Dziś w Sejmie pierwsze czytanie obywatelskiego projektu ustawy o utrzymaniu kontroli państwa nad gdańską grupą Lotos
W projekcie ustawy, która na początku sierpnia trafiła do Sejmu, znajduje się zapis o tym, że państwo polskie jest zobowiązane do zachowania większościowego pakietu akcji grupy Lotos, a za jej realizację odpowiada minister skarbu. Pod projektem jego inicjatorzy, wśród których jest europoseł PiS Jacek Kurski, zebrali 150 tys. podpisów.
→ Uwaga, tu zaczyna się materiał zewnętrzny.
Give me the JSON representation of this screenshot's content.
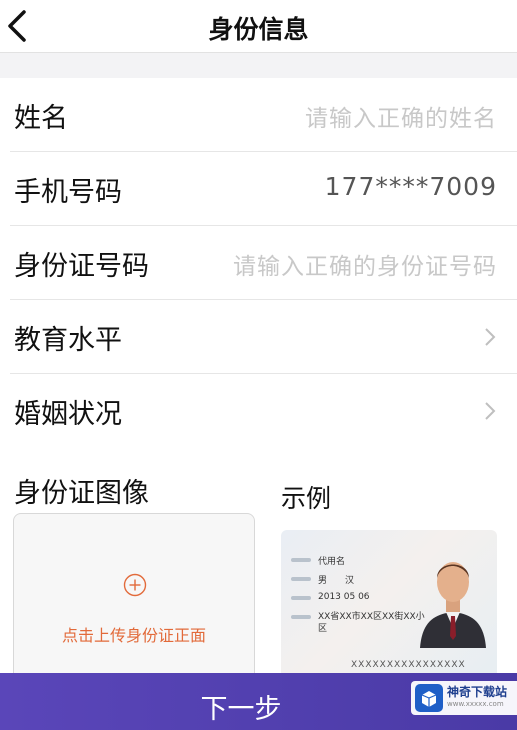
{
  "header": {
    "title": "身份信息"
  },
  "form": {
    "name": {
      "label": "姓名",
      "placeholder": "请输入正确的姓名"
    },
    "phone": {
      "label": "手机号码",
      "value": "177****7009"
    },
    "id_number": {
      "label": "身份证号码",
      "placeholder": "请输入正确的身份证号码"
    },
    "education": {
      "label": "教育水平"
    },
    "marital": {
      "label": "婚姻状况"
    }
  },
  "id_image": {
    "title": "身份证图像",
    "upload_label": "点击上传身份证正面",
    "example_title": "示例",
    "example_card": {
      "name": "代用名",
      "gender": "男",
      "ethnicity": "汉",
      "birth": "2013  05  06",
      "address": "XX省XX市XX区XX街XX小区",
      "id_number": "XXXXXXXXXXXXXXXX"
    }
  },
  "footer": {
    "next_label": "下一步"
  },
  "watermark": {
    "text": "神奇下载站",
    "url": "www.xxxxx.com"
  },
  "colors": {
    "accent": "#5a46b9",
    "upload_text": "#e26a3a"
  }
}
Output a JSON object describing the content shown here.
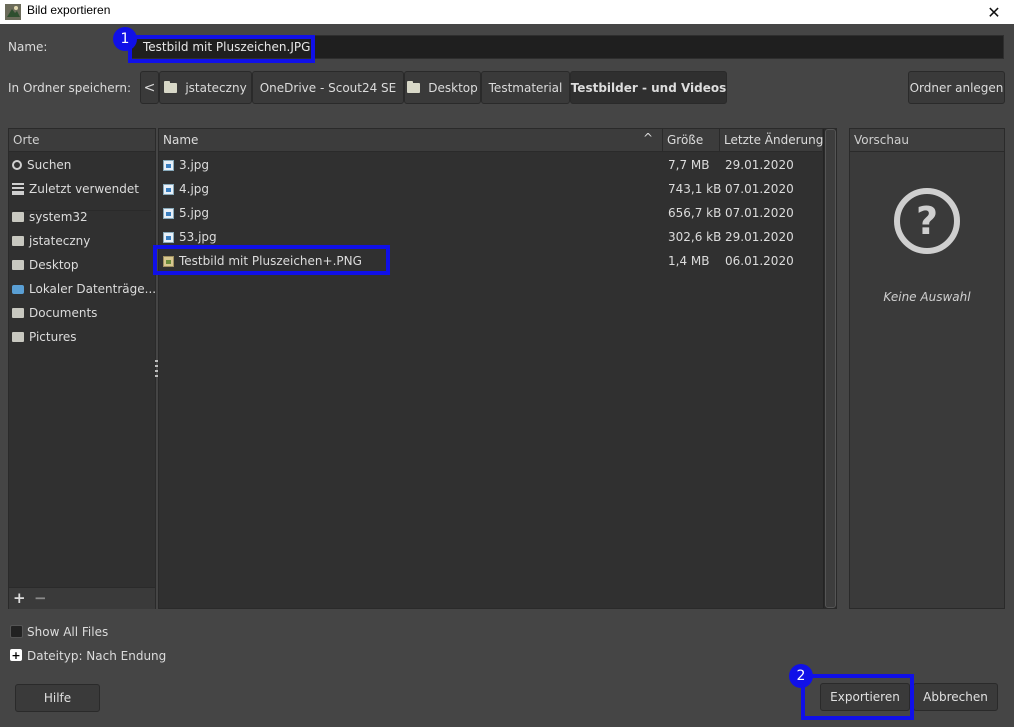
{
  "window": {
    "title": "Bild exportieren",
    "close_glyph": "✕"
  },
  "name_row": {
    "label": "Name:",
    "value": "Testbild mit Pluszeichen.JPG"
  },
  "folder_row": {
    "label": "In Ordner speichern:",
    "back_glyph": "<",
    "breadcrumbs": [
      "jstateczny",
      "OneDrive - Scout24 SE",
      "Desktop",
      "Testmaterial",
      "Testbilder - und Videos"
    ],
    "new_folder_label": "Ordner anlegen"
  },
  "places": {
    "header": "Orte",
    "items": [
      {
        "label": "Suchen",
        "icon": "search-icon"
      },
      {
        "label": "Zuletzt verwendet",
        "icon": "recent-icon"
      },
      {
        "label": "system32",
        "icon": "folder-icon"
      },
      {
        "label": "jstateczny",
        "icon": "folder-icon"
      },
      {
        "label": "Desktop",
        "icon": "folder-icon"
      },
      {
        "label": "Lokaler Datenträge...",
        "icon": "drive-icon"
      },
      {
        "label": "Documents",
        "icon": "folder-icon"
      },
      {
        "label": "Pictures",
        "icon": "folder-icon"
      }
    ],
    "add_glyph": "+",
    "remove_glyph": "−"
  },
  "files": {
    "columns": {
      "name": "Name",
      "size": "Größe",
      "date": "Letzte Änderung"
    },
    "sort_glyph": "^",
    "rows": [
      {
        "name": "3.jpg",
        "size": "7,7 MB",
        "date": "29.01.2020"
      },
      {
        "name": "4.jpg",
        "size": "743,1 kB",
        "date": "07.01.2020"
      },
      {
        "name": "5.jpg",
        "size": "656,7 kB",
        "date": "07.01.2020"
      },
      {
        "name": "53.jpg",
        "size": "302,6 kB",
        "date": "29.01.2020"
      },
      {
        "name": "Testbild mit Pluszeichen+.PNG",
        "size": "1,4 MB",
        "date": "06.01.2020"
      }
    ]
  },
  "preview": {
    "header": "Vorschau",
    "icon_glyph": "?",
    "empty_text": "Keine Auswahl"
  },
  "options": {
    "show_all_files": "Show All Files",
    "filetype_expander_glyph": "+",
    "filetype": "Dateityp: Nach Endung"
  },
  "buttons": {
    "help": "Hilfe",
    "export": "Exportieren",
    "cancel": "Abbrechen"
  },
  "annotations": {
    "badge_1": "1",
    "badge_2": "2",
    "highlight_color": "#1010e8"
  }
}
Dokument trafia do Sejmu w trakcie trwającego procesu prywatyzacyjnego. Minister skarbu do połowy listopada czeka na ostateczne oferty od czterech oferentów i jak powiedział wczoraj „Rz" wiceszef resortu Mikołaj Budzanowski, ten harmonogram się nie zmienił. Zainteresowani nabyciem akcji są m.in. węgierski koncern MOL oraz rosyjsko-brytyjski potentat TNK-BP. Skarb Państwa może sprzedać cały pakiet – 53,19 proc. akcji, wart obecnie na giełdzie ok. 1,8 mld zł. Ale wiosną wartość akcji Lotosu była znacznie wyższa i eksperci szacowali, że resort skarbu mógłby zarobić na całej transakcji nawet miliard dolarów, przy uwzględnieniu tzw. premii za oddanie kontroli. Lotos jest drugim po PKN Orlen producentem paliwa w kraju, i ma jedną trzecią rynku hurtowego. Firma jest jedną z najnowocześniejszych w Europie po tym, jak rozbudowała i zmodernizowała rafinerię w Gdańsku. Ogłaszając przetarg, minister skarbu zapowiadał, że chodzi o pozyskanie partnera strategicznego, który zapewni rozwój Lotosowi i dostęp do złóż przy zachowaniu polskiego charakteru tej firmy.
Wydaje się, że projekt ustawy ma nikłe szanse na przyjęcie, o ile nie zmieni się po wyborach rozkład sił politycznych w Sejmie. Szef Komisji Skarbu Państwa poseł Tadeusz Aziewicz (PO) niedawno stwierdził w mediach, że „traktuje tę inicjatywę w kategoriach politycznego kabaretu".